ATI MVP mobos to be priced below SLI boards

Chicago (IL) - ATI is believed to unveil its dual graphics card technology "Multi Video Processing" (MVP) at the Computex trade show later this month. According to sources, tier 1 motherboard manufacturers will offer products that will be priced about 5 percent below an Nvidia-based SLI board and hit the market late in July 2005.

Dual graphics card systems will get a lot more interesting for many more users as Nvidia's SLI will soon receive competition from ATI. Signs from Taiwan indicate that ATI will price its technology in the neighborhood of SLI.

Sources told Tom's Hardware Guide that motherboards equipped form MVP and supporting AMD K8 and Intel Pentium 4 processors may be priced about "2 to 5 percent" below comparable SLI boards. However, ATI had not confirmed its "master card" marketing plan and changes still could surface, we were told.

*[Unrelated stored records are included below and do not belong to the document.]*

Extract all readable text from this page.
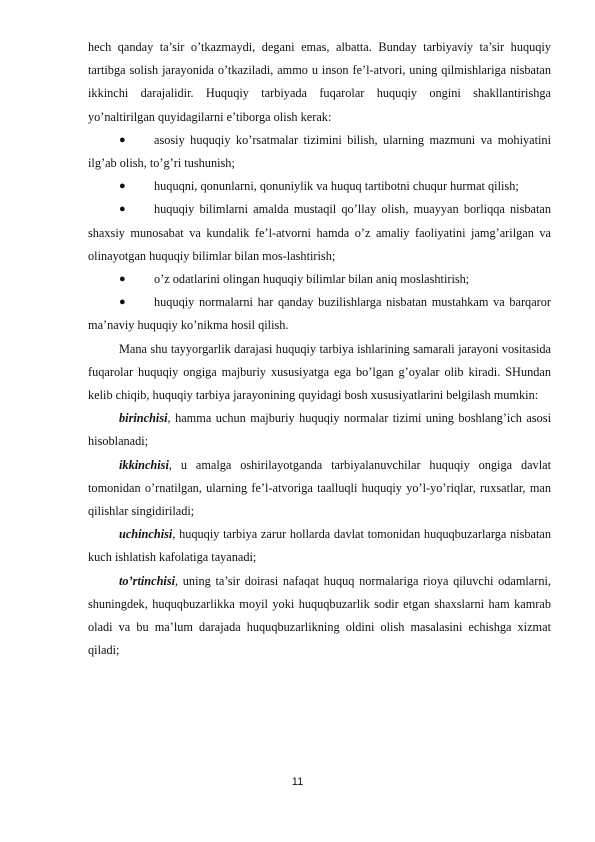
hech qanday ta’sir o’tkazmaydi, degani emas, albatta. Bunday tarbiyaviy ta’sir huquqiy tartibga solish jarayonida o’tkaziladi, ammo u inson fe’l-atvori, uning qilmishlariga nisbatan ikkinchi darajalidir. Huquqiy tarbiyada fuqarolar huquqiy ongini shakllantirishga yo’naltirilgan quyidagilarni e’tiborga olish kerak:

● asosiy huquqiy ko’rsatmalar tizimini bilish, ularning mazmuni va mohiyatini ilg’ab olish, to’g’ri tushunish;

● huquqni, qonunlarni, qonuniylik va huquq tartibotni chuqur hurmat qilish;

● huquqiy bilimlarni amalda mustaqil qo’llay olish, muayyan borliqqa nisbatan shaxsiy munosabat va kundalik fe’l-atvorni hamda o’z amaliy faoliyatini jamg’arilgan va olinayotgan huquqiy bilimlar bilan mos-lashtirish;

● o’z odatlarini olingan huquqiy bilimlar bilan aniq moslashtirish;

● huquqiy normalarni har qanday buzilishlarga nisbatan mustahkam va barqaror ma’naviy huquqiy ko’nikma hosil qilish.

Mana shu tayyorgarlik darajasi huquqiy tarbiya ishlarining samarali jarayoni vositasida fuqarolar huquqiy ongiga majburiy xususiyatga ega bo’lgan g’oyalar olib kiradi. SHundan kelib chiqib, huquqiy tarbiya jarayonining quyidagi bosh xususiyatlarini belgilash mumkin:

birinchisi, hamma uchun majburiy huquqiy normalar tizimi uning boshlang’ich asosi hisoblanadi;

ikkinchisi, u amalga oshirilayotganda tarbiyalanuvchilar huquqiy ongiga davlat tomonidan o’rnatilgan, ularning fe’l-atvoriga taalluqli huquqiy yo’l-yo’riqlar, ruxsatlar, man qilishlar singidiriladi;

uchinchisi, huquqiy tarbiya zarur hollarda davlat tomonidan huquqbuzarlarga nisbatan kuch ishlatish kafolatiga tayanadi;

to’rtinchisi, uning ta’sir doirasi nafaqat huquq normalariga rioya qiluvchi odamlarni, shuningdek, huquqbuzarlikka moyil yoki huquqbuzarlik sodir etgan shaxslarni ham kamrab oladi va bu ma’lum darajada huquqbuzarlikning oldini olish masalasini echishga xizmat qiladi;

11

The phrase "master card" refers to the MVP technology approach. As other websites such as Hexus.net revealed earlier this month, MVP will use a master/slave system: The master has to specifically MVP enabled and therefore has to be a new-generation ATI card. The slave however can be any other ATI card, whether it supports MVP or not. Both cards will be connected via a backplane.

Other than Nvidia's SLI that handles graphics tasks between two cards equally, the ATI system will break down a graphic into tiles and transfer processed data in smaller portions and therefore is likely to make efficient use of the available bandwidth. The slave card will be handing down the data just to the master card.

Motherboard makers expect MVP boards to become available in week 30 or 31 of this year, which will be the timeframe between July 27 and August 3.